Allyson Burger / BSU at the Games


Four years ago, long-track speedskating champion Brittany Bowe had never given speedskating a second thought. Now she is on track to make the 2014 Olympic team at the Trials this month.

The 25-year-old Florida native’s Olympic dreams originally had her on a basketball court, not an ice oval. Bowe was a point guard on the Trinity Catholic High School basketball team in Ocala, Fla., before she went on to play four years, three of them as captain, at Florida Atlantic University.

After graduating from FAU, Bowe wanted to focus on moving to the professional level, hoping to sign a contract with a team overseas. That is until she watched the Vancouver 2010 Winter Olympic Games.

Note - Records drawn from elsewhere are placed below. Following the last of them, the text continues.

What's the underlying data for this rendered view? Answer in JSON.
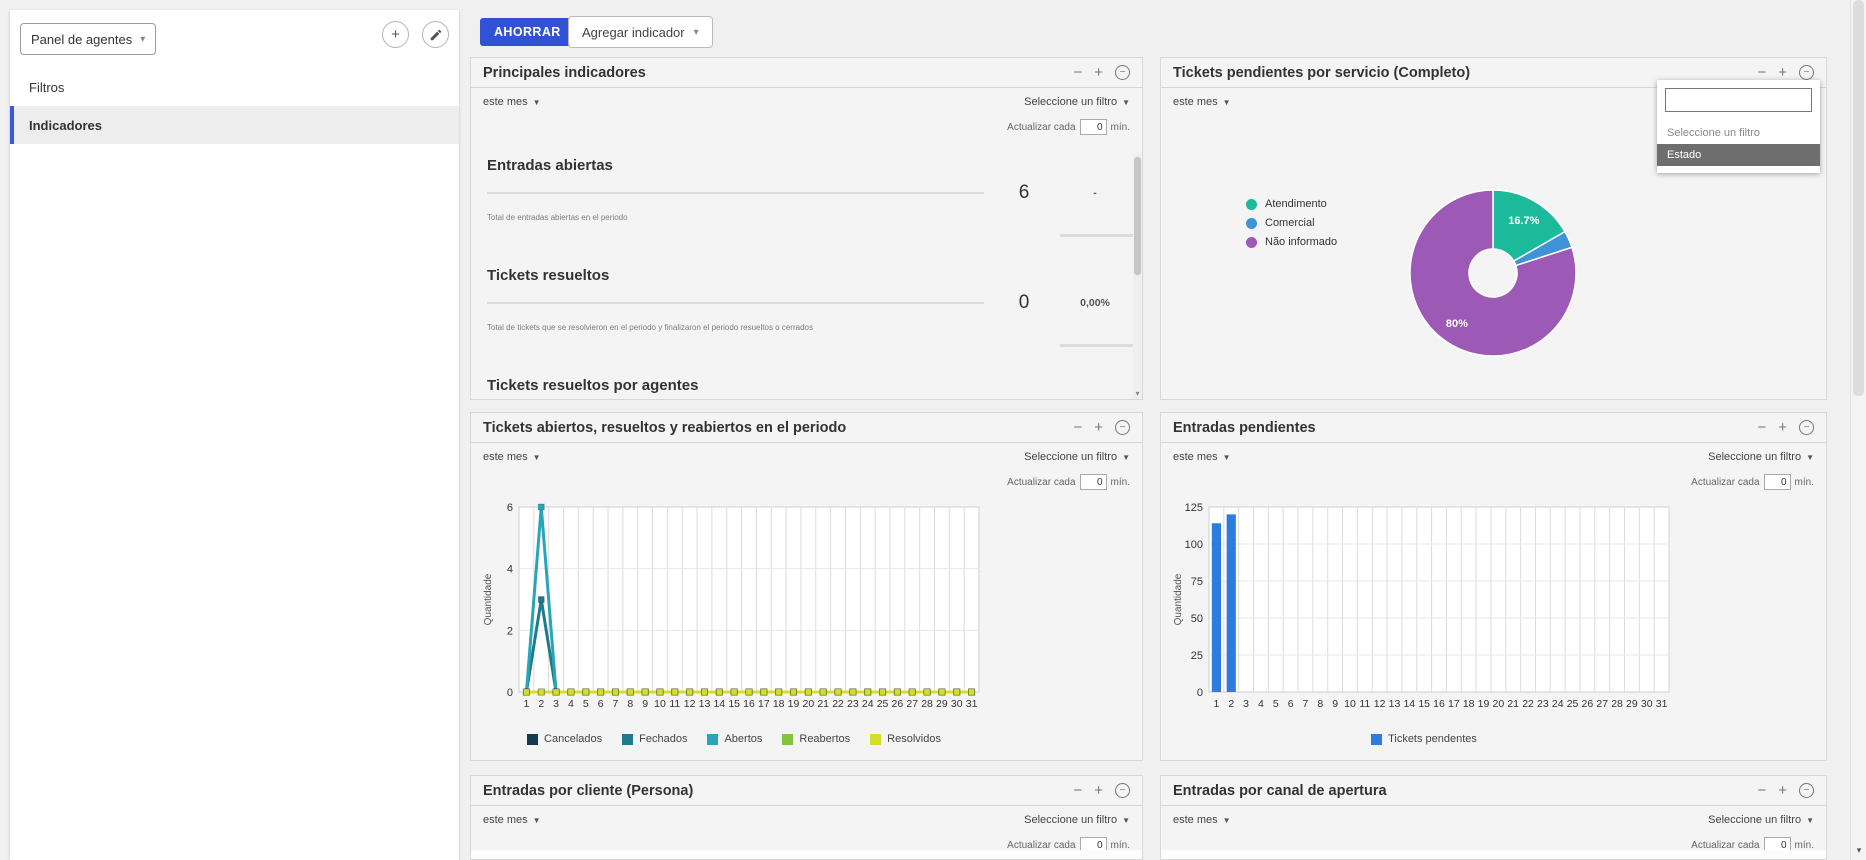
{
  "sidebar": {
    "panel_selector_label": "Panel de agentes",
    "items": [
      {
        "label": "Filtros"
      },
      {
        "label": "Indicadores"
      }
    ]
  },
  "toolbar": {
    "save_label": "AHORRAR",
    "add_indicator_label": "Agregar indicador"
  },
  "widget_common": {
    "period_label": "este mes",
    "filter_label": "Seleccione un filtro",
    "refresh_prefix": "Actualizar cada",
    "refresh_value": "0",
    "refresh_suffix": "mín."
  },
  "filter_dropdown": {
    "input_value": "",
    "options": [
      {
        "label": "Seleccione un filtro",
        "highlighted": false
      },
      {
        "label": "Estado",
        "highlighted": true
      }
    ]
  },
  "panels": [
    {
      "title": "Principales indicadores"
    },
    {
      "title": "Tickets pendientes por servicio (Completo)"
    },
    {
      "title": "Tickets abiertos, resueltos y reabiertos en el periodo"
    },
    {
      "title": "Entradas pendientes"
    },
    {
      "title": "Entradas por cliente (Persona)"
    },
    {
      "title": "Entradas por canal de apertura"
    }
  ],
  "indicators": [
    {
      "title": "Entradas abiertas",
      "value": "6",
      "secondary": "-",
      "description": "Total de entradas abiertas en el periodo"
    },
    {
      "title": "Tickets resueltos",
      "value": "0",
      "secondary": "0,00%",
      "description": "Total de tickets que se resolvieron en el periodo y finalizaron el periodo resueltos o cerrados"
    },
    {
      "title": "Tickets resueltos por agentes",
      "value": "",
      "secondary": "",
      "description": ""
    }
  ],
  "chart_data": [
    {
      "type": "pie",
      "donut": true,
      "title": "Tickets pendientes por servicio (Completo)",
      "categories": [
        "Atendimento",
        "Comercial",
        "Não informado"
      ],
      "values": [
        16.7,
        3.3,
        80
      ],
      "slice_labels": [
        "16.7%",
        "",
        "80%"
      ],
      "colors": [
        "#1cb99a",
        "#3f93d6",
        "#9c59b5"
      ],
      "legend_position": "left"
    },
    {
      "type": "line",
      "title": "Tickets abiertos, resueltos y reabiertos en el periodo",
      "x": [
        1,
        2,
        3,
        4,
        5,
        6,
        7,
        8,
        9,
        10,
        11,
        12,
        13,
        14,
        15,
        16,
        17,
        18,
        19,
        20,
        21,
        22,
        23,
        24,
        25,
        26,
        27,
        28,
        29,
        30,
        31
      ],
      "ylabel": "Quantidade",
      "ylim": [
        0,
        6
      ],
      "yticks": [
        0,
        2,
        4,
        6
      ],
      "grid": true,
      "legend_position": "bottom",
      "series": [
        {
          "name": "Cancelados",
          "color": "#14384d",
          "values": [
            0,
            0,
            0,
            0,
            0,
            0,
            0,
            0,
            0,
            0,
            0,
            0,
            0,
            0,
            0,
            0,
            0,
            0,
            0,
            0,
            0,
            0,
            0,
            0,
            0,
            0,
            0,
            0,
            0,
            0,
            0
          ]
        },
        {
          "name": "Fechados",
          "color": "#1f7a8c",
          "values": [
            0,
            3,
            0,
            0,
            0,
            0,
            0,
            0,
            0,
            0,
            0,
            0,
            0,
            0,
            0,
            0,
            0,
            0,
            0,
            0,
            0,
            0,
            0,
            0,
            0,
            0,
            0,
            0,
            0,
            0,
            0
          ]
        },
        {
          "name": "Abertos",
          "color": "#2aa5b8",
          "values": [
            0,
            6,
            0,
            0,
            0,
            0,
            0,
            0,
            0,
            0,
            0,
            0,
            0,
            0,
            0,
            0,
            0,
            0,
            0,
            0,
            0,
            0,
            0,
            0,
            0,
            0,
            0,
            0,
            0,
            0,
            0
          ]
        },
        {
          "name": "Reabertos",
          "color": "#84c340",
          "values": [
            0,
            0,
            0,
            0,
            0,
            0,
            0,
            0,
            0,
            0,
            0,
            0,
            0,
            0,
            0,
            0,
            0,
            0,
            0,
            0,
            0,
            0,
            0,
            0,
            0,
            0,
            0,
            0,
            0,
            0,
            0
          ]
        },
        {
          "name": "Resolvidos",
          "color": "#d5de2b",
          "values": [
            0,
            0,
            0,
            0,
            0,
            0,
            0,
            0,
            0,
            0,
            0,
            0,
            0,
            0,
            0,
            0,
            0,
            0,
            0,
            0,
            0,
            0,
            0,
            0,
            0,
            0,
            0,
            0,
            0,
            0,
            0
          ]
        }
      ]
    },
    {
      "type": "bar",
      "title": "Entradas pendientes",
      "x": [
        1,
        2,
        3,
        4,
        5,
        6,
        7,
        8,
        9,
        10,
        11,
        12,
        13,
        14,
        15,
        16,
        17,
        18,
        19,
        20,
        21,
        22,
        23,
        24,
        25,
        26,
        27,
        28,
        29,
        30,
        31
      ],
      "ylabel": "Quantidade",
      "ylim": [
        0,
        125
      ],
      "yticks": [
        0,
        25,
        50,
        75,
        100,
        125
      ],
      "grid": true,
      "legend_position": "bottom",
      "series": [
        {
          "name": "Tickets pendentes",
          "color": "#2d7de1",
          "values": [
            114,
            120,
            0,
            0,
            0,
            0,
            0,
            0,
            0,
            0,
            0,
            0,
            0,
            0,
            0,
            0,
            0,
            0,
            0,
            0,
            0,
            0,
            0,
            0,
            0,
            0,
            0,
            0,
            0,
            0,
            0
          ]
        }
      ]
    }
  ],
  "colors": {
    "accent_blue": "#3152d4",
    "selected_border": "#3d57d8",
    "dropdown_highlight": "#6e6e6e"
  }
}
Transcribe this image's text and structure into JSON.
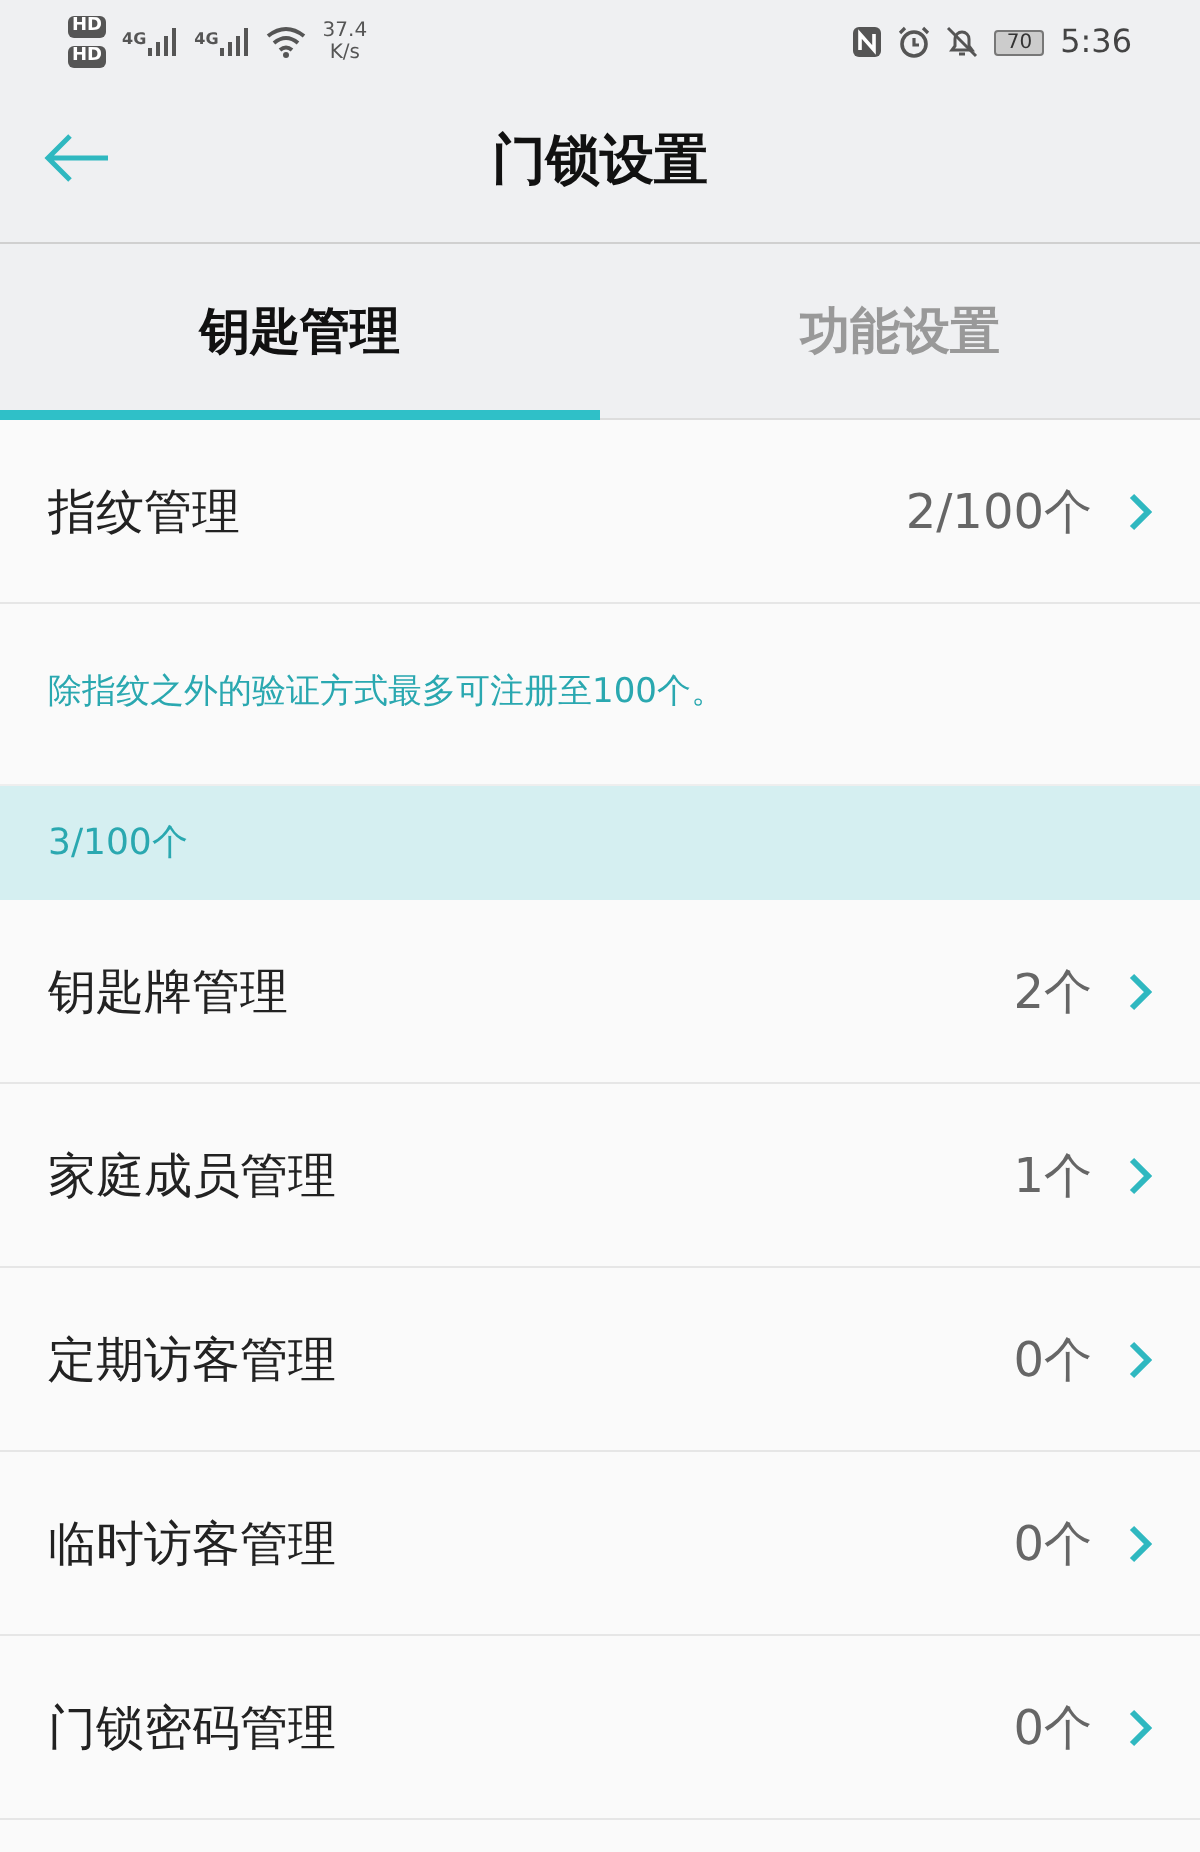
{
  "status_bar": {
    "hd_badges": [
      "HD",
      "HD"
    ],
    "networks": [
      "4G",
      "4G"
    ],
    "speed_value": "37.4",
    "speed_unit": "K/s",
    "battery": "70",
    "time": "5:36"
  },
  "header": {
    "title": "门锁设置"
  },
  "tabs": [
    {
      "label": "钥匙管理",
      "selected": true
    },
    {
      "label": "功能设置",
      "selected": false
    }
  ],
  "fingerprint": {
    "label": "指纹管理",
    "count": "2/100个"
  },
  "note": "除指纹之外的验证方式最多可注册至100个。",
  "section": "3/100个",
  "items": [
    {
      "label": "钥匙牌管理",
      "count": "2个"
    },
    {
      "label": "家庭成员管理",
      "count": "1个"
    },
    {
      "label": "定期访客管理",
      "count": "0个"
    },
    {
      "label": "临时访客管理",
      "count": "0个"
    },
    {
      "label": "门锁密码管理",
      "count": "0个"
    }
  ]
}
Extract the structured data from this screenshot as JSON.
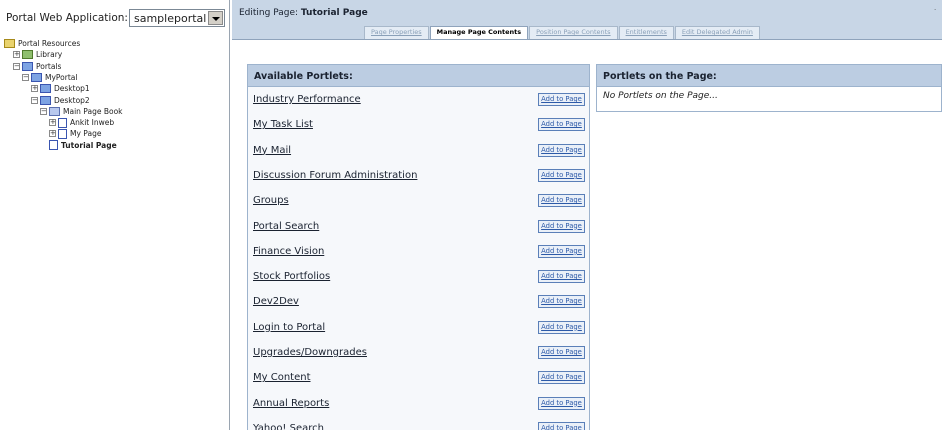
{
  "sidebar": {
    "app_label": "Portal Web Application:",
    "app_select_value": "sampleportal",
    "tree": [
      {
        "label": "Portal Resources",
        "icon": "portal-resources-icon",
        "indent": 0,
        "expander": ""
      },
      {
        "label": "Library",
        "icon": "library-icon",
        "indent": 1,
        "expander": "+"
      },
      {
        "label": "Portals",
        "icon": "portals-icon",
        "indent": 1,
        "expander": "−"
      },
      {
        "label": "MyPortal",
        "icon": "portal-icon",
        "indent": 2,
        "expander": "−"
      },
      {
        "label": "Desktop1",
        "icon": "desktop-icon",
        "indent": 3,
        "expander": "+"
      },
      {
        "label": "Desktop2",
        "icon": "desktop-icon",
        "indent": 3,
        "expander": "−"
      },
      {
        "label": "Main Page Book",
        "icon": "book-icon",
        "indent": 4,
        "expander": "−"
      },
      {
        "label": "Ankit Inweb",
        "icon": "page-icon",
        "indent": 5,
        "expander": "+"
      },
      {
        "label": "My Page",
        "icon": "page-icon",
        "indent": 5,
        "expander": "+"
      },
      {
        "label": "Tutorial Page",
        "icon": "page-icon",
        "indent": 5,
        "expander": "",
        "selected": true
      }
    ]
  },
  "editing": {
    "prefix": "Editing Page:",
    "page_name": "Tutorial Page"
  },
  "tabs": [
    {
      "label": "Page Properties",
      "active": false
    },
    {
      "label": "Manage Page Contents",
      "active": true
    },
    {
      "label": "Position Page Contents",
      "active": false
    },
    {
      "label": "Entitlements",
      "active": false
    },
    {
      "label": "Edit Delegated Admin",
      "active": false
    }
  ],
  "available": {
    "header": "Available Portlets:",
    "add_label": "Add to Page",
    "portlets": [
      "Industry Performance",
      "My Task List",
      "My Mail",
      "Discussion Forum Administration",
      "Groups",
      "Portal Search",
      "Finance Vision",
      "Stock Portfolios",
      "Dev2Dev",
      "Login to Portal",
      "Upgrades/Downgrades",
      "My Content",
      "Annual Reports",
      "Yahoo! Search"
    ]
  },
  "on_page": {
    "header": "Portlets on the Page:",
    "empty_text": "No Portlets on the Page..."
  }
}
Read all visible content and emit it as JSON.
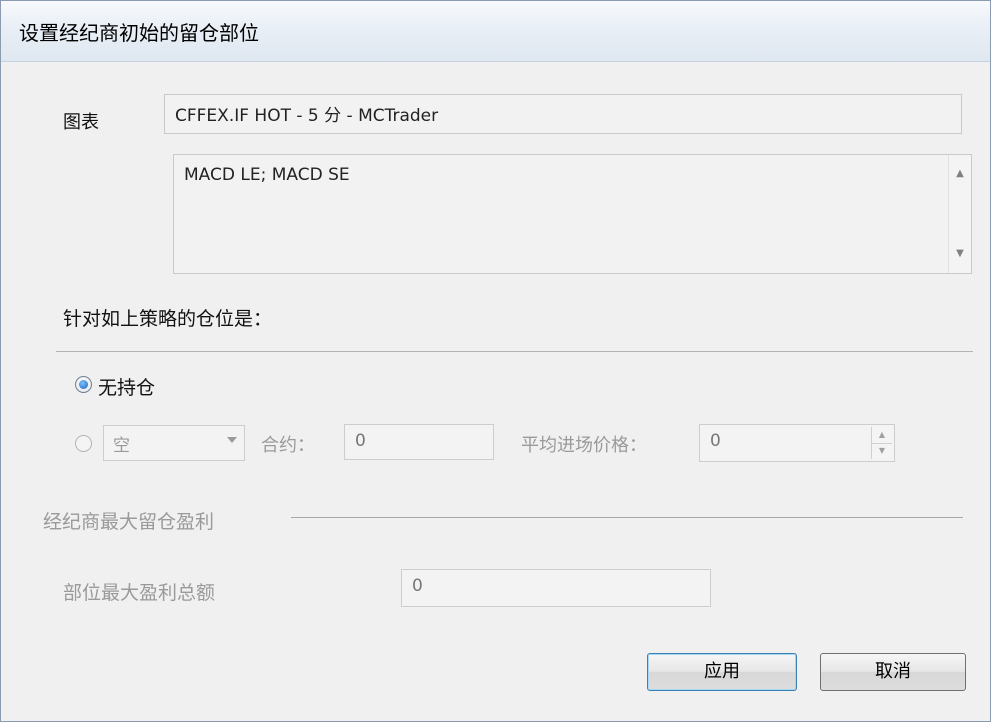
{
  "window": {
    "title": "设置经纪商初始的留仓部位"
  },
  "chart": {
    "label": "图表",
    "value": "CFFEX.IF HOT - 5 分 - MCTrader",
    "strategies": "MACD LE; MACD SE"
  },
  "position": {
    "heading": "针对如上策略的仓位是：",
    "no_position_label": "无持仓",
    "direction_value": "空",
    "contracts_label": "合约：",
    "contracts_value": "0",
    "avg_price_label": "平均进场价格：",
    "avg_price_value": "0"
  },
  "broker": {
    "section_title": "经纪商最大留仓盈利",
    "max_profit_label": "部位最大盈利总额",
    "max_profit_value": "0"
  },
  "buttons": {
    "apply": "应用",
    "cancel": "取消"
  }
}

“When the Vancouver Olympics aired, and I saw some of my friends, teammates and competitors from inline dominating the ice scene, it lit a fire inside of me and I had a change of heart with what my future plans would hold,” Bowe said via email while skating at the World Cup.

Those friends dominating the ice were five-time Olympic medalist Chad Hedrick and world champion skater Heather Richardson. Richardson is competing for a 2014 Olympic spot alongside Bowe, and even though they were each other’s competition during their inline years, the two now train together.

From that moment in February 2013, Bowe traded out her sneakers for long-track skates. She says playing basketball benefitted her skating by teaching her persistence and toughness, and like Richardson, her history with inline skating helped her start training for competition.

Bowe says on her RallyMe fundraising page that her quest for gold started in 1996, when she was 8 years old, put on her first pair of inline skates at a friend’s birthday party, and was approached by the coach of the rink’s inline skating team. Her past and training must work well for her because Bowe has been extremely successful in her speedskating career thus far.

Her USOC official bio shows that just this year she has won one silver, one bronze and four gold medals in major national and international competitions.

In November alone, U.S. Speedskating announced Bowe has broken two national speed and track records in the 1,000m at the World Cup at the Olympic Oval in Salt Lake City. She beat the previous record of 1:12.68 with her 1:12.58 finish.

Since World Cup competitions come to an end Dec. 8, Bowe has stayed in Salt Lake and continued to train for Trials, more than 2,200 miles from the Florida home where she was raised. She and Richardson will continue training together with coach Ryan Shimabukuro, U.S. long-track sprint team head coach.

While Richardson still holds the No. 1 spot in women’s long-track, Bowe’s speed continues to improve, and she may soon skate her way past Richardson, right to the top.